Most of the growth, 81 percent, was due to births; net migration contributed 19 percent. The current growth rate of 0.91 percent is up slightly from last year's 0.84 percent.
Since 2000, California has grown 14.6 percent, by nearly 5 million residents. But for the past six years, California has lost residents to other states, the Associated Press reported:
But fewer people moved out of California this year than the year before, most likely because the economy is hurting elsewhere, too, said Mary Heim, chief of the California's demographic research unit.
"Things are not good any place," Heim said. "Moving is an expensive proposition, so I think people are just settling in."
Three of California's 58 counties had more people moving out than in during the last fiscal year: Kings, Los Angeles and Madera.
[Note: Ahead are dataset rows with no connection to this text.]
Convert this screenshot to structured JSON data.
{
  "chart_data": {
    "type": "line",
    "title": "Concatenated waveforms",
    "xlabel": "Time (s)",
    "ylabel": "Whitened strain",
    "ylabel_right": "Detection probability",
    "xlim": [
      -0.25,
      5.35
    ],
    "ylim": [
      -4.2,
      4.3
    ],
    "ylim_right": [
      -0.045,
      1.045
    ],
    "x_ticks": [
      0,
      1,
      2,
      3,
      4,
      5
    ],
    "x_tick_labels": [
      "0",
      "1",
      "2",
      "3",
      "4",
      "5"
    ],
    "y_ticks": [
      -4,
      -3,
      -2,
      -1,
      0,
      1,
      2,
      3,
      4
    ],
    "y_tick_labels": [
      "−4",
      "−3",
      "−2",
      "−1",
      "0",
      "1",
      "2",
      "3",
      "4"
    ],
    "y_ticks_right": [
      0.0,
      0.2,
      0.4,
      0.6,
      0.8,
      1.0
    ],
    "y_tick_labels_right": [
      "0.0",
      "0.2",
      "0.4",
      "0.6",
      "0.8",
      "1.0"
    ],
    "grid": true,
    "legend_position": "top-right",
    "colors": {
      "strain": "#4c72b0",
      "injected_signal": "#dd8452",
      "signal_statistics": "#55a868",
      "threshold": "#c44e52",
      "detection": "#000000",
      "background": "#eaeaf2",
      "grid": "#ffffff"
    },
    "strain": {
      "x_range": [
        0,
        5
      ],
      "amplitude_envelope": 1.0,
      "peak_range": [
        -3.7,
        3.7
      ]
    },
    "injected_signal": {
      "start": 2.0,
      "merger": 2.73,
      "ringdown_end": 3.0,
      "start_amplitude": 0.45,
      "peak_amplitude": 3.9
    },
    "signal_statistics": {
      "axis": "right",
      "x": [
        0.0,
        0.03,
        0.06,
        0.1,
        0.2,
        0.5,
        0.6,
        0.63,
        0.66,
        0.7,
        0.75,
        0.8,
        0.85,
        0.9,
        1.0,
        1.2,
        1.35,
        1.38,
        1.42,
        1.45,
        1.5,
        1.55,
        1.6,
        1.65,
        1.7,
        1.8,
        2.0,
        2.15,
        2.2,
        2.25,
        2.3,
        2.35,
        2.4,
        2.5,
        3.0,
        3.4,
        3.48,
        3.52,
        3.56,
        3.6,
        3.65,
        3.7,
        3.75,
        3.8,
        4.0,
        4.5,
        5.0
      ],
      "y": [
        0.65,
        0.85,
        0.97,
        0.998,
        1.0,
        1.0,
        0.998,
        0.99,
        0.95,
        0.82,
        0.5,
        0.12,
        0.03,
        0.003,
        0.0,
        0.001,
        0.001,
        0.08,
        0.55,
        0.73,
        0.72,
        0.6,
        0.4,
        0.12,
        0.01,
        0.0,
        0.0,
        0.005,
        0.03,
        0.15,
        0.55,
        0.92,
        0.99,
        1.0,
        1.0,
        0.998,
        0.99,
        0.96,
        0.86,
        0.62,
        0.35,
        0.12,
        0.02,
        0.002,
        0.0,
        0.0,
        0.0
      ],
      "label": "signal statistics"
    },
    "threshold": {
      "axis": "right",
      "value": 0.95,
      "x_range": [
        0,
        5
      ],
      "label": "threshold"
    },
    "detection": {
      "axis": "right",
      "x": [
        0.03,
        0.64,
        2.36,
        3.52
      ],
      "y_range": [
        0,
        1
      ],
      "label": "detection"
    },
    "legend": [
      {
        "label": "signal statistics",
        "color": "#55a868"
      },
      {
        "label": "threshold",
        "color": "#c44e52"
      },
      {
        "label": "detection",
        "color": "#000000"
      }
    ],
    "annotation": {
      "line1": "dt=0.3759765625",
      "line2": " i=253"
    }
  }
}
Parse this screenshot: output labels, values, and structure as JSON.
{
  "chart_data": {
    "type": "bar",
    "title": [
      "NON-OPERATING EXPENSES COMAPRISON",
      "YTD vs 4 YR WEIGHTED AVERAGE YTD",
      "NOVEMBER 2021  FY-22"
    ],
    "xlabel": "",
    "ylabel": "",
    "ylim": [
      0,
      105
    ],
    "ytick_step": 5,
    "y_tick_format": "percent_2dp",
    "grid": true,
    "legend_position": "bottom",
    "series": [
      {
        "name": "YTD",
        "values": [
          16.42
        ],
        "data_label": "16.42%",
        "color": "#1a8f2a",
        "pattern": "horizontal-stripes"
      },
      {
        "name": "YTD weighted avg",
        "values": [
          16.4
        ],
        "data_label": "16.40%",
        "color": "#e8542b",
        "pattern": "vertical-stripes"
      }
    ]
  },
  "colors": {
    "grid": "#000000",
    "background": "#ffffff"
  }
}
The biggest population increases, due mostly to more births, were in Riverside and Placer counties, each growing more than 1.5 percent.
Dylan Duvergé/FlickrMarkleeville is the county seat of Alpine, which with 1,186 residents is the smallest county in the state.
In October, the state projected the birth rate would climb 12 percent over the next decade.
But even with more newborns, the Department of Finance said the state's fertility rate is below replacement level – meaning Californians are not having enough babies to replace themselves as they age.
Currently, 11.3 percent of the state's population is age 65 or older. By 2050, seniors will represent nearly one in five Californians, the department said.
The number of residents in each county ranges from 1,186 in Alpine to nearly 10.5 million in Los Angeles. Seven out of 10 Californians live in the nine largest counties: Los Angeles, San Diego, Orange, Riverside, San Bernardino, Santa Clara, Alameda, Sacramento and Contra Costa.
The estimates are based on various state records – including birth, death, driver's licenses and housing – and will be revised when 2010 census data is released next year.